Green v. State

711 So. 2d 69 | Fla. Dist. Ct. App. | 1998

711 So. 2d 69 (1998)

Alvin Lewis GREEN, Appellant,
v.
STATE of Florida, Appellee.

No. 97-0051.

District Court of Appeal of Florida, Fourth District.

April 8, 1998.

*70 Patricia K. Allen, West Palm Beach, for appellant.

Robert A. Butterworth, Attorney General, Tallahassee, and Joseph A. Tringali, Assistant Attorney General, West Palm Beach, for appellee.

PER CURIAM.

This is an appeal from a judgment and sentence entered against appellant after a jury had found him guilty of two counts of robbery with a firearm, one count of attempted first degree murder and one count of attempted second degree murder. We affirm.

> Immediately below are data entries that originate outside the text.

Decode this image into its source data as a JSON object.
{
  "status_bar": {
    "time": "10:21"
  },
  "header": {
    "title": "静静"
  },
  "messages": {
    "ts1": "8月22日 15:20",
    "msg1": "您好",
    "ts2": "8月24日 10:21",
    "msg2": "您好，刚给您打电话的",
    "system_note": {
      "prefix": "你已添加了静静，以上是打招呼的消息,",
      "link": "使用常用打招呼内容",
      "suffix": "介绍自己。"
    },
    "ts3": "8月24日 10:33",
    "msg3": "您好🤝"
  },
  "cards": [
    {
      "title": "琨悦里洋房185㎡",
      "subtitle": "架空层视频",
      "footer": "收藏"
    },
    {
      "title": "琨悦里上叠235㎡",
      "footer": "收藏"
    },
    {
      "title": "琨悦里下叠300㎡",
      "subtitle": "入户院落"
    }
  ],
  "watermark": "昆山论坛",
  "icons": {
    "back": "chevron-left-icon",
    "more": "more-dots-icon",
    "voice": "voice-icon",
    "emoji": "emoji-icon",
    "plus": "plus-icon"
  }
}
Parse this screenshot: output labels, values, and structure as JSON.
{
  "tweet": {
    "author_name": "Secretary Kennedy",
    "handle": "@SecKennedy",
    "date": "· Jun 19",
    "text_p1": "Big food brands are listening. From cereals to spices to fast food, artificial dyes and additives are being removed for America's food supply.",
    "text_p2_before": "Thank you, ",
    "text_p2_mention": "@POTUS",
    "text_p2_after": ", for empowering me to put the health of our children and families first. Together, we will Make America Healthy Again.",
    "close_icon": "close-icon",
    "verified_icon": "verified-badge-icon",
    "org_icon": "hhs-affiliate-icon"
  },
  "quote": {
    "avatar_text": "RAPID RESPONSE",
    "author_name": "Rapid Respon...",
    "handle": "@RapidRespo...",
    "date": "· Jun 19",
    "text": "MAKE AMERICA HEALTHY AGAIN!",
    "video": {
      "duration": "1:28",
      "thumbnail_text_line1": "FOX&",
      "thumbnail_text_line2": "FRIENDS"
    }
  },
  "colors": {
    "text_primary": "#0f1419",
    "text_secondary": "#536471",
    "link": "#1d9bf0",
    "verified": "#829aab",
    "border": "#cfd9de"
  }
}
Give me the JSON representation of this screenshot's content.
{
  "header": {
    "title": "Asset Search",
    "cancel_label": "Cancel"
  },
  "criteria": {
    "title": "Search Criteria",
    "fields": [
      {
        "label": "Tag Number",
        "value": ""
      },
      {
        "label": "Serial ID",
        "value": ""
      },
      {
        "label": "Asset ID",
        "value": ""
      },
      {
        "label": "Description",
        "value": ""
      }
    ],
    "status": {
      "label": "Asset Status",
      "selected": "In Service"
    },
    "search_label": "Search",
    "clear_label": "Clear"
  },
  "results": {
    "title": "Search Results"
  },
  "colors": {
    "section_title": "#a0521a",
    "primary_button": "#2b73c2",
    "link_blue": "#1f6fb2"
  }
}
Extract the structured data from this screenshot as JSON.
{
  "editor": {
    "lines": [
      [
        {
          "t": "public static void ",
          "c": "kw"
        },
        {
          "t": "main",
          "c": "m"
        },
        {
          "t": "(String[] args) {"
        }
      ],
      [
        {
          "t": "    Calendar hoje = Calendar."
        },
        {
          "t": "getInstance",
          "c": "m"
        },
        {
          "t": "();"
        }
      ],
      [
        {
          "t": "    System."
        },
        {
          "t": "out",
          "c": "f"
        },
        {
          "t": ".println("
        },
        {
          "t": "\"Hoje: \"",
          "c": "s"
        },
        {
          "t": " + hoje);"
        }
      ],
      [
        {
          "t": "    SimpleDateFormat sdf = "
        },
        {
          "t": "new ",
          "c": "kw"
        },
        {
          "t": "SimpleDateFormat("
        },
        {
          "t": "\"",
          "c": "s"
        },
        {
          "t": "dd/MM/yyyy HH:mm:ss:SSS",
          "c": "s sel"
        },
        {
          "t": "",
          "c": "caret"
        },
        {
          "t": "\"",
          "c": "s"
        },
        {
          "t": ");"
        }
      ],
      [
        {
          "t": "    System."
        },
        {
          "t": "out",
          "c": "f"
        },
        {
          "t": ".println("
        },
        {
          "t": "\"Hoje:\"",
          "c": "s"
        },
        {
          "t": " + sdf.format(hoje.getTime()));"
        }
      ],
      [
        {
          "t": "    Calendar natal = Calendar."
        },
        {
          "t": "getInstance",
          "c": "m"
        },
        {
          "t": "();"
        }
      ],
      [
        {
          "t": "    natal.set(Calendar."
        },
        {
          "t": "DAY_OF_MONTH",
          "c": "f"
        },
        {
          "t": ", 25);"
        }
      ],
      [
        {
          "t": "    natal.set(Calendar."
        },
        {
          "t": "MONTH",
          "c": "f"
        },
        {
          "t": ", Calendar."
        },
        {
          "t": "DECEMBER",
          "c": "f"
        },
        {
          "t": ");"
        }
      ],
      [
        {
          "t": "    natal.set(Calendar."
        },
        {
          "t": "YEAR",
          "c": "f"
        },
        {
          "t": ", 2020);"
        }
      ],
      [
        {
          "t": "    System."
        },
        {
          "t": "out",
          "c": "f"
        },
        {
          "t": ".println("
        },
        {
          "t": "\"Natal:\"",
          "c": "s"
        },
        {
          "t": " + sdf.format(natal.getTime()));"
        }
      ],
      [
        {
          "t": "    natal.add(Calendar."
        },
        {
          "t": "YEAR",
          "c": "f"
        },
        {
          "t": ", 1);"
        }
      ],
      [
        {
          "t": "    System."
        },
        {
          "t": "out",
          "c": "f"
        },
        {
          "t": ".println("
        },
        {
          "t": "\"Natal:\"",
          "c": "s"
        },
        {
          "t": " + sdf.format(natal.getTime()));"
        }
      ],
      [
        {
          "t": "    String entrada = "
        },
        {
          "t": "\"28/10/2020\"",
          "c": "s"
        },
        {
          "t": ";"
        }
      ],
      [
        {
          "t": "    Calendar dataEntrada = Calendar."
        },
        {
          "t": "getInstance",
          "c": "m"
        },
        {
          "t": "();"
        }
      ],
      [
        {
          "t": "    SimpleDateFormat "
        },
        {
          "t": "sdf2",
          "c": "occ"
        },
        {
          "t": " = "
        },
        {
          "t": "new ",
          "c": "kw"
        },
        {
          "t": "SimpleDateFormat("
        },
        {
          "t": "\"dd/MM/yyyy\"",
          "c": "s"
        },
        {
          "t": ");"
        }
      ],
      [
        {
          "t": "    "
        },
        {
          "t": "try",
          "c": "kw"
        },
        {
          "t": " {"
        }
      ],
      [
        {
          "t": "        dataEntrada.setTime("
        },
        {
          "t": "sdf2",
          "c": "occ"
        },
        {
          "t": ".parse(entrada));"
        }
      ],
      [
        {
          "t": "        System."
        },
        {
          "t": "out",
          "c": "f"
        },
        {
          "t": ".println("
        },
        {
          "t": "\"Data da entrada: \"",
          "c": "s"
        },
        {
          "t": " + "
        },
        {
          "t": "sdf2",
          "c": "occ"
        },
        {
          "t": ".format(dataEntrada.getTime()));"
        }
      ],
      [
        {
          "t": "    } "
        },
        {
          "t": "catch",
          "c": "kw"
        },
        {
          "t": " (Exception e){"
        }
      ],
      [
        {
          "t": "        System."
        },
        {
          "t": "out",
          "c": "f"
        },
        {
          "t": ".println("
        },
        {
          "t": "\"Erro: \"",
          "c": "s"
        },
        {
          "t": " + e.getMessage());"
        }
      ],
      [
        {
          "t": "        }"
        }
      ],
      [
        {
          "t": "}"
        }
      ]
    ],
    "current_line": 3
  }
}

Appellant first argues that the trial court erred by denying his motion to suppress the victim's pretrial identification of him because the identification procedure was impermissibly suggestive. The state responds that appellant did not preserve this issue because he failed to object to use of the pretrial identification at trial.

Although appellant moved to suppress the identification prior to trial, he did not renew his objection at trial. Failure to object at trial to admission of contested evidence waives the defendant's right to claim on appeal the evidence was erroneously admitted. See Roban v. State, 384 So. 2d 683, 684-685 (Fla. 4th DCA 1980); Witt v. State, 388 So. 2d 1, 1 (Fla. 4th DCA 1980); Bonham v. State, 450 So. 2d 269 (Fla. 3d DCA 1984). As a result, appellant did not preserve this issue for appeal.

Appellant next argues that the court should have excluded the pretrial identification because his counsel was not notified that a court proceeding was going to be used as the method of pretrial identification. The state again argues appellant did not preserve this issue.

Appellant did not present this argument to the court at the hearing on the motion to suppress the pretrial identification or at trial. In order to preserve an issue for appeal, the specific legal argument or ground upon which it is based must be presented to the trial court. Occhicone v. State, 570 So. 2d 902, 906 (Fla.1990) (quoting Bertolotti v. Dugger, 514 So. 2d 1095, 1096 (Fla.1987)). Therefore, this issue is not preserved for appellate review.

Appellant finally argues that the trial court erred in refusing to excuse two of the three jurors he challenged for cause. After the court refused to excuse the two jurors for *71 cause, appellant used two of his peremptory challenges to have them removed.

Where a defendant seeks reversal based on a claim that he was wrongfully forced to exercise his peremptory challenges, he must show that all peremptory challenges had been exhausted and that an objectionable juror had to be accepted. Trotter v. State, 576 So. 2d 691, 693 (Fla.1990) quoting, Pentecost v. State, 545 So. 2d 861, 863 n. 1 (Fla.1989). Appellant did not exhaust all of his peremptory challenges in the instant case; therefore, he was not forced to accept an unacceptable juror. Id. As a result, appellant has failed to demonstrate reversible error.

GLICKSTEIN, WARNER and SHAHOOD, JJ., concur.